Step 1: Make a model
When I had to move all of my stuff out of my old place to my new place I became somewhat concerned as to where I should put everything. I really did not want to have to move things around too many times. Most of my stuff is heavy, some weighs upwards of a half a ton. So I knew what I had, and I knew where it all had to fit, so I made a model of it all.
The first time I was exposed to this idea in a book I laughed at the fellow doing it. When it came my turn to setup a new shop it didn't seem so funny after all. It is way easier to move little cardboard models around than full sized objects! Oh, and for all you graph paper cutout types out there it is far too easy to lie in 2D. I have gone the graph paper/cutout route before. That has never struck me as being very silly, just not as effective.
I used the architectural scale 1/4 inch to the foot as my scale. Heck, after a while it was sort of fun to make scale models of all of my junk.

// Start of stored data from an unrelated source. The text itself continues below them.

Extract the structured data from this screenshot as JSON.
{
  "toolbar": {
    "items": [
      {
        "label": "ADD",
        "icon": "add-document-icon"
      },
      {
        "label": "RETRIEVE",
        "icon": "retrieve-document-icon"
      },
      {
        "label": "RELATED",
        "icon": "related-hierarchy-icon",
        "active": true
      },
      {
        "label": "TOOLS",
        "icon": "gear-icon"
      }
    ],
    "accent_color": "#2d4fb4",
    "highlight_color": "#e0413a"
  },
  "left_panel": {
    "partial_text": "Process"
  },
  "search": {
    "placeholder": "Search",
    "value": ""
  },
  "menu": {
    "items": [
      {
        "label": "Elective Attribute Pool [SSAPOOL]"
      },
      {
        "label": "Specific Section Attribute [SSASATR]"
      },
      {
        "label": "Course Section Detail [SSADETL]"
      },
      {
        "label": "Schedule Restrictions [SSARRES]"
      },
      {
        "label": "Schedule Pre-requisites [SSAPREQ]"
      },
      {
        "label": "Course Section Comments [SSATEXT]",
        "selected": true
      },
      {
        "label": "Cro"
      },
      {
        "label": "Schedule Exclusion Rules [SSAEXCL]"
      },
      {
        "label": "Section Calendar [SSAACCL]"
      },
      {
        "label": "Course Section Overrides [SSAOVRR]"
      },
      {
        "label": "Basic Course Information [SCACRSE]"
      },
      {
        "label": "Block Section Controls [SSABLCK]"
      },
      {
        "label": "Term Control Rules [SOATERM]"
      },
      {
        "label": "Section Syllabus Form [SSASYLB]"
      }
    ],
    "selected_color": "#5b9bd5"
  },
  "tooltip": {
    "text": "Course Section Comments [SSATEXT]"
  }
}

In the process I even remade a few of the models nicer than I had initially. The models are made out of scrap cardboard, and toothpicks, hotglued together, then painted with craft paint. Nothing too fancy there. But everything is to scale.
See the little scale me in the model? It was a handy visual aid for me to see height relationships, or how I'd fit in the environment. OK maybe the minime was going a bit too far? All I wanted was sharks with laser beams, whoah wait a minute. That is another story.